Article 24: Supervisory and consultation tasks
24.1. The person responsible for the Safety Data Company A. Spyropoulos and Co is responsible for recording the compliance with national and international law on the protection of personal data, and with this Code of Conduct.
24.2. Personal Data Protection Officers will examine on site all processing methods, including the use of personal data.
Article 25: Employee Training and Commitment
A. Spiropoulos and SIA OE provide appropriate training programs and procedures for the training of their employees with regard to the lawful processing of personal data and the implementation of this Code of Conduct.
Article 26: Cooperation with Supervisory Authorities
A. Spiropoulos and Co. Ltd. agrees to respond to requests and to comply with the instructions of the competent supervisory authorities responsible for overseeing the application of national legislation on the protection of personal data.
Article 27: Definitions
A. Spyropoulos and Co. OE:
The Company A. Spiropoulos and Co. SA and all the companies in which the above participates directly or indirectly in more than 50% or each company that it controls or its members are members of another company with more than 50%. Responsible or responsible Company: The company determines the purposes and means of processing the personal data of customers, employees, and members.
Data subject: The natural or legal persons to whom the data relate and whose identity is known or can be ascertained by the responsible company in which the subject is a customer or an employee or member.
Personal data: Any information addressed to the data subject. Personal data are not considered as personal data, but aggregated data from which the data subjects can no longer be identified.
Sensitive personal data: Every data revealing racial or ethnic origin, political opinions, religious or philosophical beliefs, trade union or relating to health or sexual life, criminal charges or convictions, as well as participation in relevant the above-mentioned person compounds.

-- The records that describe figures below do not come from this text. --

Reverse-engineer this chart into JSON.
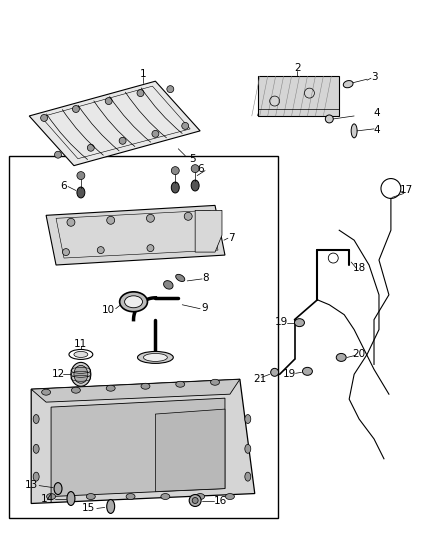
{
  "bg_color": "#ffffff",
  "fig_width": 4.38,
  "fig_height": 5.33,
  "dpi": 100,
  "gray_light": "#d0d0d0",
  "gray_mid": "#b0b0b0",
  "gray_dark": "#888888",
  "gray_darkest": "#444444"
}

Processing of Personal Data or edit: Any operation or set of operations which is performed on personal data, such as collection, recording, organization, preservation, storage, modification, export, use, transmission, dissemination or otherwise making available, alignment or combination, interconnection, freezing , deletion, destruction.
Consent of the data subject: Any free, explicit and specific statement of intent, expressed in a clear and fully aware manner, by which the data subject, after being informed, accepts the processing of personal data they concern it. This information shall include, at least for the purposes of the processing, the data or categories of data concerned by the processing, recipients or categories of recipients of the personal data, as well as the name, address and address of the controller and any his representative. Consent can be revoked at any time, with no retroactive effect.
Addressee of the data: Any natural or legal person, public authority or service or any other organization to which the data is disclosed, whether or not a third party.
Third: Any natural or legal person, public authority or service, or any other organization, other than the data subject, the controller and the persons authorized to process personal data if they are acting under the authority of or under the control of of the Processing Manager.
Editor: Anyone who determines the purpose and manner of processing of personal data, such as a natural or legal person, a public authority or a service. Where the purpose and method of processing are determined by law or regulation of national or Community law, the controller or the specific criteria on the basis of which his choice is made shall be determined, respectively, by national or Community law.
Processing: Any person processing personal data on behalf of the controller, such as a natural or legal person, public authority or service, or any other organization.
Personal data file: any structured set of personal data that is accessible according to specific criteria.